You haven’t moved on from Firefox to Chrome?
AsBlock is one major reason why I still prefer Firefox. NoScript is another.
I also dislike the way tabs work in Chrome.
I do often find myself using more than one browser at a time. In those cases, I use Firefox first, Safari second, and Chrome third.
For any Chrome users out there, I find AdThwart to work quite well.
Thanks Padraic, I use Chrome in tandem with Firefox but have always been irked by the lack of NoScript for Chrome. I’ll try out AdThwart.
Of course if you were in Philly and dutifily reported your ad income on your taxes you’d be slapped with a one time tax by the city of $300 (or $50/year) as a “business privilidge fee”.

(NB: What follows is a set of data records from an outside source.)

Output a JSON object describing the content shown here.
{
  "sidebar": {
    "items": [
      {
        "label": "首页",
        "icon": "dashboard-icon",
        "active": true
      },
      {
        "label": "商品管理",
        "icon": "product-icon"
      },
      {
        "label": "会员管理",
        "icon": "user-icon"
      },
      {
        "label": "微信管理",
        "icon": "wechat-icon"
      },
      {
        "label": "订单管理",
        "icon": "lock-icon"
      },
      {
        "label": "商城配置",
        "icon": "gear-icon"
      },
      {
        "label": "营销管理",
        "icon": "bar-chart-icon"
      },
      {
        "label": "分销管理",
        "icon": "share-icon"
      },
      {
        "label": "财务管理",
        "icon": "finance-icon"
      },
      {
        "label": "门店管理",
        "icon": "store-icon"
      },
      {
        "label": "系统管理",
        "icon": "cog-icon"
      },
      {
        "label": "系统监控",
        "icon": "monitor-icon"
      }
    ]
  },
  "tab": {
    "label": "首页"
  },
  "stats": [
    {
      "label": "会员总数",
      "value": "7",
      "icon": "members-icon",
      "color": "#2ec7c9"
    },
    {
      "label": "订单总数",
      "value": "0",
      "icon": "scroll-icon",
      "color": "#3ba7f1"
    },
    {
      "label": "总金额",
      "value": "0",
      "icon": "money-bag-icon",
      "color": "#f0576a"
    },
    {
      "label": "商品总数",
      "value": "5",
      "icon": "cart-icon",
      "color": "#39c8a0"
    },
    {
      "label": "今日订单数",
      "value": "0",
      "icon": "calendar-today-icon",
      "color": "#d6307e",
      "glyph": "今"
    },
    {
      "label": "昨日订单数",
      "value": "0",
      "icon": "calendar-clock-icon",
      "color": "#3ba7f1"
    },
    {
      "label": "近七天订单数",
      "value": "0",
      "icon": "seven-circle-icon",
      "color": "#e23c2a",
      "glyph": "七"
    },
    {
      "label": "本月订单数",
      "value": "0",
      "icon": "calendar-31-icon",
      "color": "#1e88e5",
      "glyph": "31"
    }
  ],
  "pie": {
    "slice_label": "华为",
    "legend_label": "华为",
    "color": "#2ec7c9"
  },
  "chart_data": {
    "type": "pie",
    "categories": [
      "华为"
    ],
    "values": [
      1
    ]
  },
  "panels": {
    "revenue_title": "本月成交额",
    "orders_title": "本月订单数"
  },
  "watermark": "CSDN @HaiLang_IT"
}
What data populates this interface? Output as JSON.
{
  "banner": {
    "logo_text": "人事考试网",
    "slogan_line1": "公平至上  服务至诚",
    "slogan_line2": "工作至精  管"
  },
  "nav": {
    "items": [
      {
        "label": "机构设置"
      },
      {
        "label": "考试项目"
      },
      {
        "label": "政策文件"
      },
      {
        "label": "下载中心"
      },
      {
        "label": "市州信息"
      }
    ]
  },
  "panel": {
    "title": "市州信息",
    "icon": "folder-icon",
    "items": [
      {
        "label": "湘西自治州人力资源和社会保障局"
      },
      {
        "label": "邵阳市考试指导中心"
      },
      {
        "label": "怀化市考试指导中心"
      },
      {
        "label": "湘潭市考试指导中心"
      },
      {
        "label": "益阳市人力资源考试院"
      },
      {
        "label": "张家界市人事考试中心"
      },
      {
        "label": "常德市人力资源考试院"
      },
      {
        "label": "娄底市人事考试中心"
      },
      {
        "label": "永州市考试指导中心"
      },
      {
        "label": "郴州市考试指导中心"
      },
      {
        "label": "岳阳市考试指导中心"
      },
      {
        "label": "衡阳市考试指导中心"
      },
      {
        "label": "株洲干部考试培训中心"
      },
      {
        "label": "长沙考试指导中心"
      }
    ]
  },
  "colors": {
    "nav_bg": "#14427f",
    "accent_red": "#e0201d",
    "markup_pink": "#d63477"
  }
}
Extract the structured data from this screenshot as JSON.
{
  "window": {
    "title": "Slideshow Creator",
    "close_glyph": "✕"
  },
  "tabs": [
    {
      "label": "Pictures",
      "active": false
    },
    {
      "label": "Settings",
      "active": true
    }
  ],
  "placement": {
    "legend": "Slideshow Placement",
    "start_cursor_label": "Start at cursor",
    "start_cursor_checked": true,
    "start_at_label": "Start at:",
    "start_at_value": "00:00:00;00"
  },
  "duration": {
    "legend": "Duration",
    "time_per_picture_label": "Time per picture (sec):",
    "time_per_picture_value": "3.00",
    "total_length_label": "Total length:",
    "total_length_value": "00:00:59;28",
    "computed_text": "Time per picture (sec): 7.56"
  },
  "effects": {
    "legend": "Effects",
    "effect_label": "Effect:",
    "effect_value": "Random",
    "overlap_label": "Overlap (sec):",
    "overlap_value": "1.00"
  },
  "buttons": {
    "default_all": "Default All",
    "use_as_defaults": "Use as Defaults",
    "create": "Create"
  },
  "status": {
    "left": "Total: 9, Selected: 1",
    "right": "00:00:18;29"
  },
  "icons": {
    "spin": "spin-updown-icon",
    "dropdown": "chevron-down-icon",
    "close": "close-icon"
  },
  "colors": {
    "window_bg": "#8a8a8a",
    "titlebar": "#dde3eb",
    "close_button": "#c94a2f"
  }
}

http://voices.washingtonpost.com/fasterforward/2010/08/philadelphia_blogger_fee_turns.html
I do pay Canadian taxes on my ad income. Thankfully, that allows me to write off web hosting as a business expense.
I like the anthropomorphic mailbox.
Living in an ad-free internet thanks to ad blockers? That could be a thing of the past if software firm NuCaptcha has their way by making captchas into ads. ‘Instead of the traditional squiggly word that users have to decipher, the new system shows them a video advert with a short message scrolling across it. The user has to identify and retype part of the message to proceed. Companies including Electronic Arts, Wrigley and Disney have already signed up.
I figure any user who is sophisticated enough to use AdSense is someone who I want to have reading my site, not someone who I want to bother with advertising.